The Arkansas Arts Council, a division of the Department of Arkansas Heritage, hosted its annual Governor’s Arts Awards ceremony “[recognizing] individuals and businesses for their outstanding contributions to the arts in Arkansas.” Gretchen Hall, president and CEO of the Little Rock Convention and Visitors Bureau, received the Arts Community Development Award, and Little Rock’s Arkansas Health and Wellness took home the Corporate Sponsorship of the Arts Award.


While theaters across the country may be dark for the time being, Ballet Arkansas — despite canceling the remainder of its spring performances — has switched gears to engage the public by broadcasting past performances to audiences in the comfort of their homes.

For the past three years, the troupe has recorded and livestreamed its productions across the globe, a digital library they are now sharing with the community free of charge as part of their new "Encore" program.

“When times are tough, folks rely on the arts more than ever,” says Michael Fothergill, executive and artistic director. “Our community supports us throughout the year, and now we must support them. If nothing else, we will give them something special to take their mind off the uncertainty in the world right now.”

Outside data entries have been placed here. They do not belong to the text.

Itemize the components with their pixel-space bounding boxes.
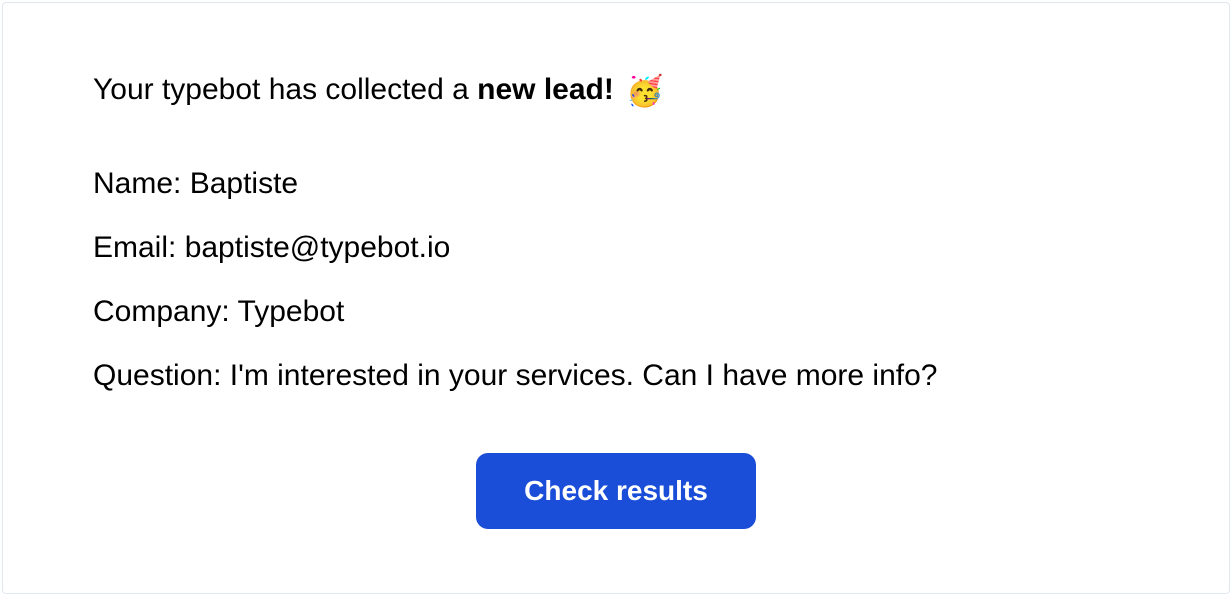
- field-company-label: Company: [93, 295, 221, 328]
- headline-bold: new lead!: [477, 73, 614, 106]
- field-question-value: I'm interested in your services. Can I h…: [230, 359, 938, 392]
- field-company-value: Typebot: [238, 295, 345, 328]
- email-card: Your typebot has collected a new lead! 🥳…: [2, 2, 1230, 594]
- field-email-value: baptiste@typebot.io: [185, 231, 451, 264]
- field-name-value: Baptiste: [190, 167, 298, 200]
- field-question: Question: I'm interested in your service…: [93, 359, 1139, 393]
- field-email-label: Email: [93, 231, 168, 264]
- check-results-button[interactable]: Check results: [476, 453, 756, 529]
- field-name: Name: Baptiste: [93, 167, 1139, 201]
- headline: Your typebot has collected a new lead! 🥳: [93, 73, 1139, 109]
- button-container: Check results: [93, 453, 1139, 529]
- headline-prefix: Your typebot has collected a: [93, 73, 477, 106]
- field-question-label: Question: [93, 359, 213, 392]
- field-email: Email: baptiste@typebot.io: [93, 231, 1139, 265]
- party-face-emoji-icon: 🥳: [626, 74, 663, 109]
- field-name-label: Name: [93, 167, 173, 200]
- field-company: Company: Typebot: [93, 295, 1139, 329]
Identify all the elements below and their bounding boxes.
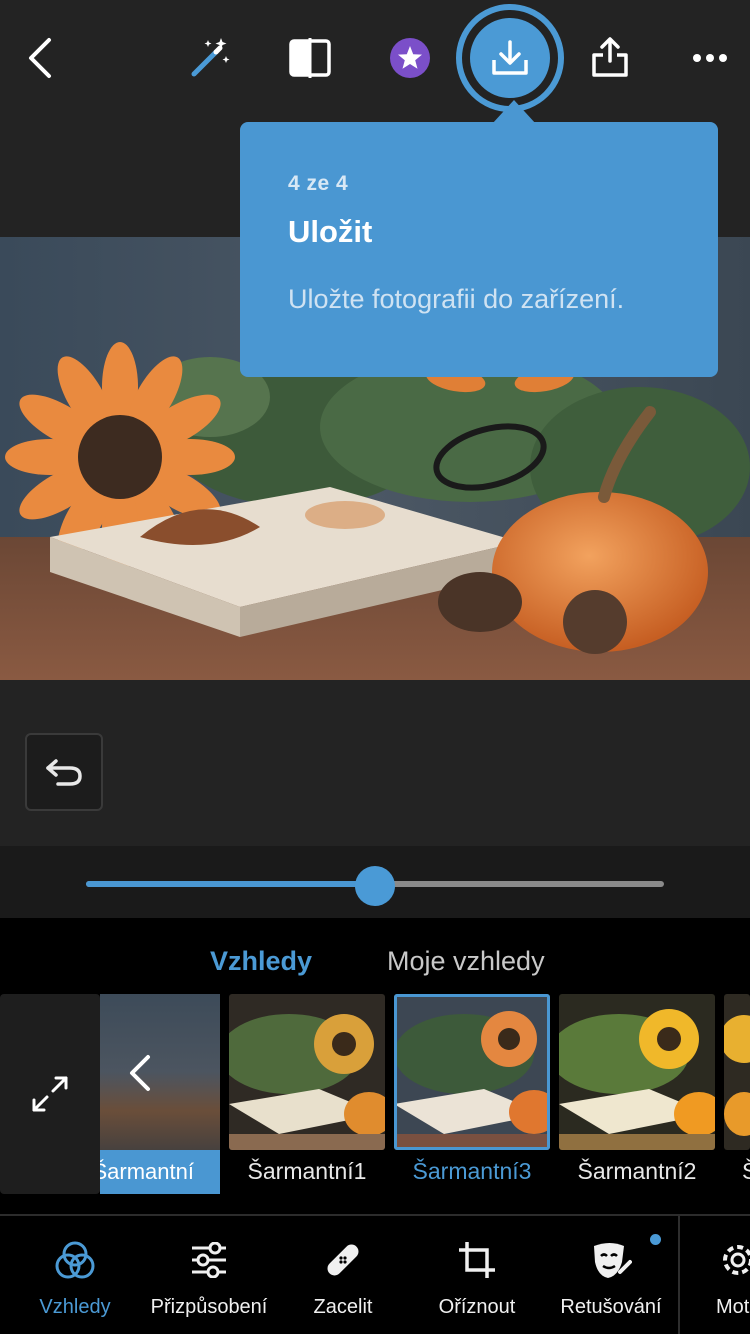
back-card-thumbnail [100,994,220,1150]
auto-enhance-button[interactable] [176,24,244,92]
preset-thumbnail[interactable] [559,994,715,1150]
nav-heal[interactable]: Zacelit [302,1216,384,1334]
magic-wand-icon [191,38,230,77]
back-card-label: Šarmantní [100,1150,220,1194]
bandage-icon [327,1244,359,1276]
looks-panel: Vzhledy Moje vzhledy Šarmantní Šarmantní… [0,918,750,1214]
intensity-slider-area [0,846,750,918]
chevron-left-icon [29,38,51,78]
retouch-icon [594,1243,632,1278]
preset-thumbnail[interactable] [229,994,385,1150]
expand-looks-button[interactable] [0,994,100,1194]
nav-label: Mot [716,1296,750,1318]
before-after-button[interactable] [276,24,344,92]
nav-looks[interactable]: Vzhledy [36,1216,114,1334]
preset-thumbnail[interactable] [724,994,750,1150]
nav-label: Zacelit [313,1296,373,1318]
tab-my-looks[interactable]: Moje vzhledy [387,946,545,977]
slider-fill [86,881,375,887]
star-badge-icon [390,38,430,78]
preset-label: Šarmantní1 [247,1158,367,1184]
gear-icon [723,1245,750,1275]
tooltip-title: Uložit [288,214,373,249]
tooltip-description: Uložte fotografii do zařízení. [288,284,625,314]
tooltip-arrow [492,100,536,124]
tooltip-step: 4 ze 4 [288,172,349,195]
chevron-left-icon [130,1055,150,1091]
preset-image [559,994,715,1150]
premium-button[interactable] [376,24,444,92]
coachmark-tooltip[interactable]: 4 ze 4 Uložit Uložte fotografii do zaříz… [240,122,718,377]
save-button[interactable] [456,4,564,112]
preset-image [229,994,385,1150]
bottom-toolbar: Vzhledy Přizpůsobení Zacelit Oříznout Re… [0,1214,750,1334]
nav-label: Přizpůsobení [150,1296,268,1318]
preset-image [394,994,550,1150]
nav-label: Oříznout [438,1296,516,1318]
preset-label: Š [742,1158,750,1184]
share-icon [592,37,628,77]
preset-label-selected: Šarmantní3 [412,1158,532,1184]
slider-thumb[interactable] [355,866,395,906]
undo-button[interactable] [25,733,103,811]
looks-back-card[interactable]: Šarmantní [100,994,220,1194]
expand-icon [32,1076,68,1112]
nav-retouch[interactable]: Retušování [556,1216,666,1334]
back-button[interactable] [6,24,74,92]
more-icon [693,54,727,62]
nav-label: Vzhledy [39,1296,111,1318]
preset-image [724,994,750,1150]
crop-icon [459,1242,495,1278]
top-toolbar [0,0,750,120]
before-after-icon [289,38,331,78]
nav-more[interactable]: Mot [712,1216,750,1334]
undo-icon [46,759,82,786]
new-badge-dot [650,1234,661,1245]
preset-label: Šarmantní2 [577,1158,697,1184]
share-button[interactable] [576,24,644,92]
preset-thumbnail-selected[interactable] [394,994,550,1150]
looks-icon [55,1241,95,1279]
nav-label: Retušování [560,1296,662,1318]
nav-crop[interactable]: Oříznout [430,1216,524,1334]
sliders-icon [192,1242,226,1278]
nav-divider [678,1216,680,1334]
download-icon [492,40,528,75]
nav-adjust[interactable]: Přizpůsobení [149,1216,269,1334]
tab-looks[interactable]: Vzhledy [210,946,312,977]
more-button[interactable] [676,24,744,92]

Encore audiences can view full-length productions each Saturday and Sunday. In the first installment, their recent box office hit “Cinderella” was viewed nearly 600 times.

To help with cabin fever, Ballet Arkansas is also inviting viewers to join in its new “Learn from Home” program, presented in partnership with Acansa. Through a series of easy-to-follow videos featuring the professional dancers of Ballet Arkansas, viewers can stay fit and have fun while social distancing.